Parmi les milieux naturels remarquables de notre monde l’un est en grand danger en raison des changements climatiques et environnementaux actuels: la grande barrière de corail. Constituée de minuscules animaux marins, la grande barrière de corail est visible de la lune. Elle abrite une faune aussi riche et variée que celle des forêts tropicales.
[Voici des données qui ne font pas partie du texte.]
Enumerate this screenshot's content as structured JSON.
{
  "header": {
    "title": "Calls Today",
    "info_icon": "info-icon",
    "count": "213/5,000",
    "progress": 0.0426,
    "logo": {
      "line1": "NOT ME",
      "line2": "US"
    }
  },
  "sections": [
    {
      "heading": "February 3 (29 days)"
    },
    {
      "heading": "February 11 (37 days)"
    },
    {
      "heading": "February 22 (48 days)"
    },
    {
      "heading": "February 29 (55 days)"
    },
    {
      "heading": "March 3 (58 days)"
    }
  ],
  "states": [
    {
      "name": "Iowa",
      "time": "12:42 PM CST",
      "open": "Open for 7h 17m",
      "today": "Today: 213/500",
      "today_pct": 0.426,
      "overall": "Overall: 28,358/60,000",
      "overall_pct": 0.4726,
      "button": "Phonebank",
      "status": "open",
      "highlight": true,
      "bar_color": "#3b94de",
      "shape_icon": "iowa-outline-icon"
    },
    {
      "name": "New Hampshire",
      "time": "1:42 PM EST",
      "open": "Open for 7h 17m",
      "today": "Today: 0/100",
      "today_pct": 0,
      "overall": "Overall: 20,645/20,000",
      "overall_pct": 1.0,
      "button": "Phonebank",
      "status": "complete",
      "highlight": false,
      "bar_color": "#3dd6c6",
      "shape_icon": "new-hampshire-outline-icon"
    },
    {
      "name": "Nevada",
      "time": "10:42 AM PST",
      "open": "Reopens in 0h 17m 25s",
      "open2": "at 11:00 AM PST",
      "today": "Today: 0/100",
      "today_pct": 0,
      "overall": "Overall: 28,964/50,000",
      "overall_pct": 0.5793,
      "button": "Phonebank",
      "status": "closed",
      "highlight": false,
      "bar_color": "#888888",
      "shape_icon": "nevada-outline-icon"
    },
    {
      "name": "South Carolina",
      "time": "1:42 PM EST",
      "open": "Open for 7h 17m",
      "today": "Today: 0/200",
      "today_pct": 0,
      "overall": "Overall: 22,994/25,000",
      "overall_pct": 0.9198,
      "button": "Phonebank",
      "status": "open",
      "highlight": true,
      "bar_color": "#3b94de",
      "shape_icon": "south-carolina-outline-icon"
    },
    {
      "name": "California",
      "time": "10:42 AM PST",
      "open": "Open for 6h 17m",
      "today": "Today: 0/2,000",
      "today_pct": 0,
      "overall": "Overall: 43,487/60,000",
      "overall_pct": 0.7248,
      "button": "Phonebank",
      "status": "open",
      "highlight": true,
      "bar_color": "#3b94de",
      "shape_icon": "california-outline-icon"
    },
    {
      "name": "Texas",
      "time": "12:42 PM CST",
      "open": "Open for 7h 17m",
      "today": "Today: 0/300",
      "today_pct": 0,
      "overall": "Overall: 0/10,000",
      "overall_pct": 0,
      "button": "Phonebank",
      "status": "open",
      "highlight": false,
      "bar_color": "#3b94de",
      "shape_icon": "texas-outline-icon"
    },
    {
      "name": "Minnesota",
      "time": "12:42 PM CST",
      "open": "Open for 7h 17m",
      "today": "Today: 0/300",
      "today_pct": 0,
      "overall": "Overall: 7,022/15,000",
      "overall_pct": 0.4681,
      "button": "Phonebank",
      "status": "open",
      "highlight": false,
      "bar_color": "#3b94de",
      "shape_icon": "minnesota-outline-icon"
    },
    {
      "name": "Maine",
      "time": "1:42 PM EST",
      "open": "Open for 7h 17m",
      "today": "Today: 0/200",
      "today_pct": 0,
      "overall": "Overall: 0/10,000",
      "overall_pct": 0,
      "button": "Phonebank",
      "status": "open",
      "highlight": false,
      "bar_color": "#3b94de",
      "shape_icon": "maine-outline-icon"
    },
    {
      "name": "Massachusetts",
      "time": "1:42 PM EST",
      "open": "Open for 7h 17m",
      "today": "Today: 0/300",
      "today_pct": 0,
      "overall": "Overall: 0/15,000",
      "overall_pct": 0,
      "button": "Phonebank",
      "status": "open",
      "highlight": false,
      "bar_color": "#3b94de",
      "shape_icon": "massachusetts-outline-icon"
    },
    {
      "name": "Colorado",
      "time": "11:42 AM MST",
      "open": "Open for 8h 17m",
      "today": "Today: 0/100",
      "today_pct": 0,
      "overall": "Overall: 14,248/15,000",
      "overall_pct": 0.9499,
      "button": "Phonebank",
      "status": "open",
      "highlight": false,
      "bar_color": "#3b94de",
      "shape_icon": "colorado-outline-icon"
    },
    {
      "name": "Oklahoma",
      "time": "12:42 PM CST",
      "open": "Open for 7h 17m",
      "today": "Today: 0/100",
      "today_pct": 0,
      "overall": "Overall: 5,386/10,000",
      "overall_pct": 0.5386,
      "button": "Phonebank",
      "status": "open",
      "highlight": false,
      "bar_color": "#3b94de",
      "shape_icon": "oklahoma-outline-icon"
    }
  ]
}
Malgré son nom, la grande barrière de corail n’est pas formée d’un seul grand récif mais d’un réseau complexe d’environ 2100 récifs individuels. Sa longueur totale d’à peu près 2000 kilomètres s’étend de l’île Lady Elliot, sur la côte nord-est de l’Australie, jusqu’au golfe de Papouasie de nouvelle Guinée. La grande barrière de corail a pris naissance il y a environ 18 millions d’années. Les récifs se situent entre 15 et 200 km des rivages. Entre les récifs et le rivage se trouve le lagon de la grande barrière de corail. C’est une sorte de plaine limoneuse calme d’un maximum de 100 mètres de fond. Par contre, sur le côté marin du récif, la pente est abrupte jusqu’à plusieurs milliers de mètres de profondeur et les vagues viennent s’y heurter violemment.
Les récifs sont constitués de ce que l’on appelle « des rochers vivants ». Ils sont faits de milliers d’animaux marins minuscules, appelés polypes, qui s’enferment dans une enveloppe de calcaires. Des algues calcaires forment au milieu de tout celà des tâches roses ou rouges et d’autres algues, encore, secrètent une sorte de ciment-colle qui solidifie le tout en un récif corallien dont seul la fine couche de surface est constituée de coraux vivants sur des couches de squelettes calcaires vides.
Les récifs abritent également une très large variété d’animaux, des méduses jusqu’aux requins. Tout un éco-système qui risque de disparaître si les pollutions et modifications environnementales et climatiques se poursuivent.